Consider how to make us less vulnerable to traffic surges
Closed, ResolvedPublic

Description

We've had a number of issues in the last few weeks caused by traffic surges and things unmounting and OOM'ing as a result (T5889 as today's example).

This has caused user impacting downtime. We need to work out if there's ways we can tweak config to reduce the risk of OOM's and ensure if mounts like varnish/gluster disconnect/break, they can be safely, automatically repaired.

Event Timeline

RhinosF1 triaged this task as High priority.Jul 9 2020, 13:07
RhinosF1 created this task.
RhinosF1 created this object in space Restricted Space.
RhinosF1 created this object with visibility "Custom Policy".
RhinosF1 added a subscriber: Paladox.

I had a chat on IRC with you so assigning to you in case you have anything to add / want to make public. I'm happy to write the IR for cp6.

There's 3 things that concern me specifically as actionables from the recent ones:

  • gluster not auto remounting (there is a task about static disconnecting too much with @Paladox tried to resolve and might have but I'd like to see it fix itself)
  • varnish not auto restarting (now fixed)
  • GDND not auto depooling.
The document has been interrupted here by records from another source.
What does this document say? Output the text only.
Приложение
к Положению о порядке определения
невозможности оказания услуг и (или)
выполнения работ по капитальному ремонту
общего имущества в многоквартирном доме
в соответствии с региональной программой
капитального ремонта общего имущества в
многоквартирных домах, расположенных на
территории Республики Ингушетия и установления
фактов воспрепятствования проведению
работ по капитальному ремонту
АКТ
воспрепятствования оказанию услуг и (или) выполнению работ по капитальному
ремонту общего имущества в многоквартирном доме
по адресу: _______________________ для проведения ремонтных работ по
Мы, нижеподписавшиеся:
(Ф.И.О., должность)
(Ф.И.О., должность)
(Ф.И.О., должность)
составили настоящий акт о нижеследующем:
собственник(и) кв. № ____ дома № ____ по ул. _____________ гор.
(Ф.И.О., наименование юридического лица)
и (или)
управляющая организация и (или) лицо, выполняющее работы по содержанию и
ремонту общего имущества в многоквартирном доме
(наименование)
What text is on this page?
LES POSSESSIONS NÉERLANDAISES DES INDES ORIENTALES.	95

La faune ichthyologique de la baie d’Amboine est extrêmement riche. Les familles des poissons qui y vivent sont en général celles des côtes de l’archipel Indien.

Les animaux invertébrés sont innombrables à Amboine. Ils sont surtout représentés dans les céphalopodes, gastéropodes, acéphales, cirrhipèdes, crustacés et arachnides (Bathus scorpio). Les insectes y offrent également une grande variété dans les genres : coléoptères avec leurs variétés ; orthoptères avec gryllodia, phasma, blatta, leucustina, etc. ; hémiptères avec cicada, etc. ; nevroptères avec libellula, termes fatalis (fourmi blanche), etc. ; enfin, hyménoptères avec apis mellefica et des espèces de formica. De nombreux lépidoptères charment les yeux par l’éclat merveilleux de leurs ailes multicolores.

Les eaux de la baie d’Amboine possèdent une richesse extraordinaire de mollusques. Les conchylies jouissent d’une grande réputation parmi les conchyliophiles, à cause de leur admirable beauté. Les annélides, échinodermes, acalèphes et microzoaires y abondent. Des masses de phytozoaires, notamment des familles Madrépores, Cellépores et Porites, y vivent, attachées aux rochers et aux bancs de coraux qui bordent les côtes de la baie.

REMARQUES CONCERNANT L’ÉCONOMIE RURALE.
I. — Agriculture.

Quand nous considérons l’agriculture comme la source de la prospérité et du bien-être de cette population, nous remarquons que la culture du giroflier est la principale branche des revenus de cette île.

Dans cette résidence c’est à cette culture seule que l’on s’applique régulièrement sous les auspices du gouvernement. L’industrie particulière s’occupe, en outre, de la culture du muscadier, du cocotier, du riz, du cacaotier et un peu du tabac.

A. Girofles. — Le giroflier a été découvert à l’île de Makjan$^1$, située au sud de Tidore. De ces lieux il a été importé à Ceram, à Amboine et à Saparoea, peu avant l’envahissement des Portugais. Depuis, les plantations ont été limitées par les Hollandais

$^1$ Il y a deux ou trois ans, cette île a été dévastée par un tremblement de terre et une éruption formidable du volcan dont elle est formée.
As discussed, see irc scrollback from the day for exact times of 502s I got.

While traffic surges are a risk we take and one anyone can be a victim to, I think the above points are actionable to improve ressilience.

RhinosF1 closed this task as Resolved.EditedJul 13 2020, 17:49
RhinosF1 shifted this object from the Restricted Space space to the S1 Public space.
RhinosF1 changed the visibility from "Custom Policy" to "Public (No Login Required)".

Discussed again with @Southparkfan and we consider this resolved.

  • Gluster has an open, public task.
  • Varnish now auto-restarts
  • We think the 502s came from mw* not cp*